If 0.045 kg of ice at 0 C is added to 0.390 kg of water at 34 C in a 0.150 kg aluminum calorimeter cup, what is the final temperature of the water?
Please help!
the sum of heats gained is zero.
heatgainedicemelting+ heatgained by water heating+ heat gained alumin heating=0
.045*Hfice+(.045)specheatwater*(Tf-0)+.390*specheatwater*(Tf-34)+.150specheatAl(Tf-34)=0
solve for Tf
is Hfice heat fushion of ice? or is latent heat the same as heat fushion?
so i did
(0.45*333.55) + (0.045*4.816)(T-0) + (0.39*4.186)(T-34) + (.15*920)(T-34) = 0
15.009 + 0.18837T + 55.51-1.63254T + 4692 - 138T = 0
4762.519 - 139.4T = 0
T = 34.16 C
But I'm getting the wrong answer. Am I using the wrong number for Al? Or Hf?
To find the final temperature of the water, we need to use the principle of conservation of energy. The heat lost by the water and ice must be equal to the heat gained by the calorimeter and any temperature change in the water.
The equation we can use to solve this problem is:
Heat gained by water and calorimeter = Heat lost by ice
The heat gained by the water and calorimeter is given by:
Q = mcΔT
Where:
Q is the heat gained
m is the mass of the water and calorimeter
c is the specific heat capacity of water
ΔT is the change in temperature
The heat lost by the ice is given by:
Q = mlf
Where:
Q is the heat lost
m is the mass of the ice
lf is the latent heat of fusion of water (amount of heat required to convert 1 kg of ice at 0°C to water at 0°C without any temperature change)
Given:
mass of ice (m1) = 0.045 kg
final temperature of water (Tf) = ? (what we need to find)
mass of water (m2) = 0.390 kg
initial temperature of water (T1) = 34°C
mass of calorimeter (m3) = 0.150 kg
specific heat capacity of water (c) = 4186 J/(kg·°C)
latent heat of fusion of water (lf) = 334000 J/kg
First, let's calculate the heat lost by the ice using:
Q = mlf
Q = (0.045 kg) × (334000 J/kg) = 15030 J
Next, let's calculate the heat gained by the water and calorimeter.

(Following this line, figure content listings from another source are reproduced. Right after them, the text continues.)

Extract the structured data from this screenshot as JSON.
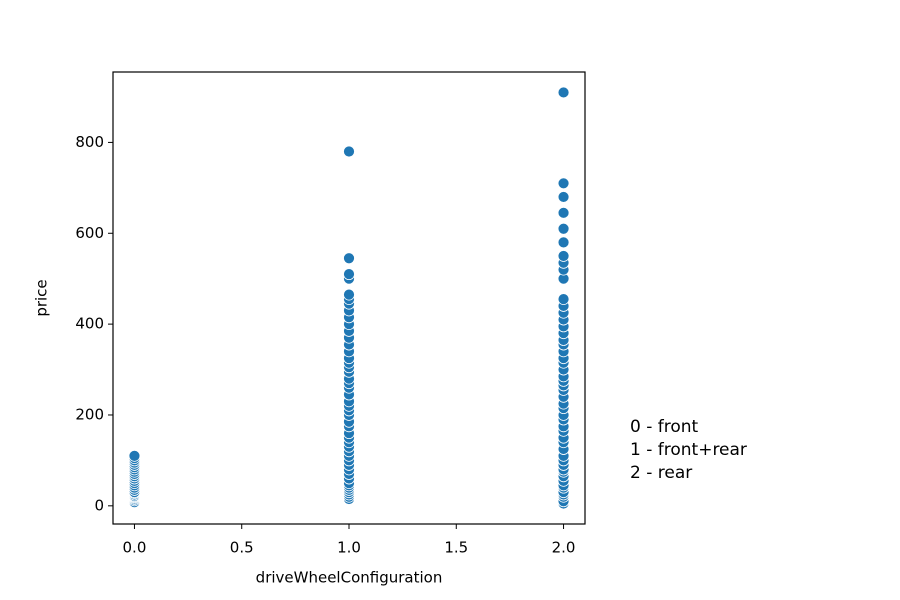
{
  "chart_data": {
    "type": "scatter",
    "xlabel": "driveWheelConfiguration",
    "ylabel": "price",
    "annotation_lines": [
      "0 - front",
      "1 - front+rear",
      "2 - rear"
    ],
    "xlim": [
      -0.1,
      2.1
    ],
    "xticks": [
      {
        "value": 0,
        "label": "0.0"
      },
      0.5,
      {
        "value": 1,
        "label": "1.0"
      },
      1.5,
      {
        "value": 2,
        "label": "2.0"
      }
    ],
    "ylim": [
      -40,
      955
    ],
    "yticks": [
      0,
      200,
      400,
      600,
      800
    ],
    "x": [
      0,
      0,
      0,
      0,
      0,
      0,
      0,
      0,
      0,
      0,
      0,
      0,
      0,
      0,
      0,
      0,
      0,
      0,
      0,
      0,
      0,
      0,
      0,
      0,
      0,
      1,
      1,
      1,
      1,
      1,
      1,
      1,
      1,
      1,
      1,
      1,
      1,
      1,
      1,
      1,
      1,
      1,
      1,
      1,
      1,
      1,
      1,
      1,
      1,
      1,
      1,
      1,
      1,
      1,
      1,
      1,
      1,
      1,
      1,
      1,
      1,
      1,
      1,
      1,
      1,
      1,
      1,
      1,
      1,
      1,
      1,
      1,
      2,
      2,
      2,
      2,
      2,
      2,
      2,
      2,
      2,
      2,
      2,
      2,
      2,
      2,
      2,
      2,
      2,
      2,
      2,
      2,
      2,
      2,
      2,
      2,
      2,
      2,
      2,
      2,
      2,
      2,
      2,
      2,
      2,
      2,
      2,
      2,
      2,
      2,
      2,
      2,
      2,
      2,
      2,
      2,
      2,
      2,
      2,
      2,
      2,
      2
    ],
    "series": [
      {
        "color": "#1f77b4",
        "values": [
          8,
          12,
          15,
          18,
          20,
          22,
          25,
          28,
          30,
          35,
          40,
          45,
          50,
          55,
          60,
          65,
          70,
          75,
          80,
          85,
          90,
          95,
          100,
          105,
          110,
          15,
          20,
          25,
          30,
          35,
          40,
          45,
          50,
          60,
          70,
          80,
          90,
          100,
          110,
          120,
          130,
          140,
          150,
          160,
          175,
          185,
          200,
          210,
          220,
          230,
          245,
          260,
          270,
          280,
          295,
          305,
          315,
          325,
          340,
          355,
          370,
          385,
          400,
          415,
          430,
          445,
          455,
          465,
          500,
          510,
          545,
          780,
          5,
          10,
          20,
          25,
          30,
          40,
          45,
          55,
          65,
          75,
          80,
          90,
          100,
          110,
          125,
          140,
          150,
          165,
          175,
          190,
          200,
          215,
          225,
          240,
          255,
          265,
          275,
          285,
          300,
          315,
          325,
          340,
          355,
          365,
          380,
          395,
          410,
          425,
          440,
          455,
          500,
          520,
          535,
          550,
          580,
          610,
          645,
          680,
          710,
          910
        ]
      }
    ]
  }
}
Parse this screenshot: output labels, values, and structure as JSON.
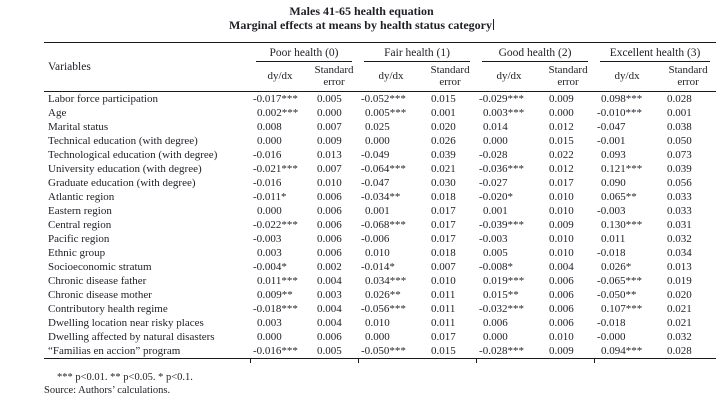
{
  "title": {
    "line1": "Males 41-65 health equation",
    "line2": "Marginal effects at means by health status category"
  },
  "table": {
    "variables_header": "Variables",
    "groups": [
      {
        "label": "Poor health (0)"
      },
      {
        "label": "Fair health (1)"
      },
      {
        "label": "Good health (2)"
      },
      {
        "label": "Excellent health (3)"
      }
    ],
    "subheaders": {
      "dydx": "dy/dx",
      "se": "Standard error"
    },
    "rows": [
      {
        "label": "Labor force participation",
        "values": [
          "-0.017***",
          "0.005",
          "-0.052***",
          "0.015",
          "-0.029***",
          "0.009",
          "0.098***",
          "0.028"
        ]
      },
      {
        "label": "Age",
        "values": [
          "0.002***",
          "0.000",
          "0.005***",
          "0.001",
          "0.003***",
          "0.000",
          "-0.010***",
          "0.001"
        ]
      },
      {
        "label": "Marital status",
        "values": [
          "0.008",
          "0.007",
          "0.025",
          "0.020",
          "0.014",
          "0.012",
          "-0.047",
          "0.038"
        ]
      },
      {
        "label": "Technical education (with degree)",
        "values": [
          "0.000",
          "0.009",
          "0.000",
          "0.026",
          "0.000",
          "0.015",
          "-0.001",
          "0.050"
        ]
      },
      {
        "label": "Technological education (with degree)",
        "values": [
          "-0.016",
          "0.013",
          "-0.049",
          "0.039",
          "-0.028",
          "0.022",
          "0.093",
          "0.073"
        ]
      },
      {
        "label": "University education (with degree)",
        "values": [
          "-0.021***",
          "0.007",
          "-0.064***",
          "0.021",
          "-0.036***",
          "0.012",
          "0.121***",
          "0.039"
        ]
      },
      {
        "label": "Graduate education (with degree)",
        "values": [
          "-0.016",
          "0.010",
          "-0.047",
          "0.030",
          "-0.027",
          "0.017",
          "0.090",
          "0.056"
        ]
      },
      {
        "label": "Atlantic region",
        "values": [
          "-0.011*",
          "0.006",
          "-0.034**",
          "0.018",
          "-0.020*",
          "0.010",
          "0.065**",
          "0.033"
        ]
      },
      {
        "label": "Eastern region",
        "values": [
          "0.000",
          "0.006",
          "0.001",
          "0.017",
          "0.001",
          "0.010",
          "-0.003",
          "0.033"
        ]
      },
      {
        "label": "Central region",
        "values": [
          "-0.022***",
          "0.006",
          "-0.068***",
          "0.017",
          "-0.039***",
          "0.009",
          "0.130***",
          "0.031"
        ]
      },
      {
        "label": "Pacific region",
        "values": [
          "-0.003",
          "0.006",
          "-0.006",
          "0.017",
          "-0.003",
          "0.010",
          "0.011",
          "0.032"
        ]
      },
      {
        "label": "Ethnic group",
        "values": [
          "0.003",
          "0.006",
          "0.010",
          "0.018",
          "0.005",
          "0.010",
          "-0.018",
          "0.034"
        ]
      },
      {
        "label": "Socioeconomic stratum",
        "values": [
          "-0.004*",
          "0.002",
          "-0.014*",
          "0.007",
          "-0.008*",
          "0.004",
          "0.026*",
          "0.013"
        ]
      },
      {
        "label": "Chronic disease father",
        "values": [
          "0.011***",
          "0.004",
          "0.034***",
          "0.010",
          "0.019***",
          "0.006",
          "-0.065***",
          "0.019"
        ]
      },
      {
        "label": "Chronic disease mother",
        "values": [
          "0.009**",
          "0.003",
          "0.026**",
          "0.011",
          "0.015**",
          "0.006",
          "-0.050**",
          "0.020"
        ]
      },
      {
        "label": "Contributory health regime",
        "values": [
          "-0.018***",
          "0.004",
          "-0.056***",
          "0.011",
          "-0.032***",
          "0.006",
          "0.107***",
          "0.021"
        ]
      },
      {
        "label": "Dwelling location near risky places",
        "values": [
          "0.003",
          "0.004",
          "0.010",
          "0.011",
          "0.006",
          "0.006",
          "-0.018",
          "0.021"
        ]
      },
      {
        "label": "Dwelling affected by natural disasters",
        "values": [
          "0.000",
          "0.006",
          "0.000",
          "0.017",
          "0.000",
          "0.010",
          "-0.000",
          "0.032"
        ]
      },
      {
        "label": "“Familias en accion” program",
        "values": [
          "-0.016***",
          "0.005",
          "-0.050***",
          "0.015",
          "-0.028***",
          "0.009",
          "0.094***",
          "0.028"
        ]
      }
    ]
  },
  "footnotes": {
    "significance": "*** p<0.01. ** p<0.05. * p<0.1.",
    "source": "Source: Authors’ calculations."
  }
}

We need to consider two parts: the heat required to raise the temperature of the water to the final temperature and the heat required to raise the temperature of the calorimeter.
Q1 = mcΔT
Q1 = (0.390 kg) × (4186 J/(kg·°C)) × (Tf - 34°C)
Q2 = mcΔT
Q2 = (0.150 kg) × (4186 J/(kg·°C)) × (Tf - 34°C)
Since the total heat gained must be equal to the heat lost, we can write:
Q1 + Q2 = Q
(0.390 kg) × (4186 J/(kg·°C)) × (Tf - 34°C) + (0.150 kg) × (4186 J/(kg·°C)) × (Tf - 34°C) = 15030 J
Now, we can solve this equation to find the final temperature (Tf) of the water:
(0.390 kg + 0.150 kg) × (4186 J/(kg·°C)) × (Tf - 34°C) = 15030 J
0.54 kg × (4186 J/(kg·°C)) × (Tf - 34°C) = 15030 J
2235.24 J/(kg·°C) × (Tf - 34°C) = 15030 J
Tf - 34°C = 15030 J / (2235.24 J/(kg·°C))
Tf - 34°C = 6.72 °C
Tf = 6.72 °C + 34°C
Tf ≈ 40.72 °C
Therefore, the final temperature of the water is approximately 40.72 °C.